Shares of Lod, Israel-based SodaStream fell 3 percent to $38.71 in New York, the lowest level since Feb. 7. Coca-Cola Co. (KO)’s partnership with Keurig Green Mountain Inc. (GMCR) to introduce a system for producing single-serve cold drinks will result in “loss of shelf space,” a group of Stifel analysts including Jim Duffy, said in a note.

Coca-Cola agreed to buy a 10 percent stake in Green Mountain, a company developing a make-your-own, single-serve product similar to SodaStream’s, on Feb. 5 for about $1.25 billion. The announcement added to concern competition will weigh on margins while Chief Executive Officer Daniel Birnbaum said Feb. 26 that he expects “headwinds” to remain after poor holiday sales prompted the company to offer discounts.

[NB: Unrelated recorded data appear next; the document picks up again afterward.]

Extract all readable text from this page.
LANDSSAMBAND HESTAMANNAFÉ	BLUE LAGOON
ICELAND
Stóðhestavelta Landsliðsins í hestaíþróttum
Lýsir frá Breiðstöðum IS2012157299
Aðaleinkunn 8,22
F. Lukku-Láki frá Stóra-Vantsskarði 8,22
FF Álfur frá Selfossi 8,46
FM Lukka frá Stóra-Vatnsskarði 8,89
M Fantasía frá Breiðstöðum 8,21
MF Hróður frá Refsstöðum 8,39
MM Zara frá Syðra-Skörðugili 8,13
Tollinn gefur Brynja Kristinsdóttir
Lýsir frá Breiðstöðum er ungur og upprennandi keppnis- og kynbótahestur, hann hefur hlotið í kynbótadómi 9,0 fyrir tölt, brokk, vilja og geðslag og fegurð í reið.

“Additional promotion and higher marketing expense is the only defense suggesting a structural challenge for SodaStream margins,” Duffy, who has a sell rating on the stock, wrote in a report dated yesterday. “SodaStream is unlikely to be viewed as a key strategic partner to a major beverage player.”

While Coca-Cola’s decision to purchase a 10 percent stake in Waterbury, Vermont-based Green Mountain spurred speculation rival PepsiCo Inc. would partner with SodaStream to counter the threat, the company’s Chief Executive Officer Indra Nooyi said on a Feb. 13 conference call that it hasn’t committed to an at-home beverage technology yet.

Yonah Lloyd, SodaStream’s chief corporate development and communications officer, didn’t respond to an e-mailed request for comment sent after normal business hours in Israel.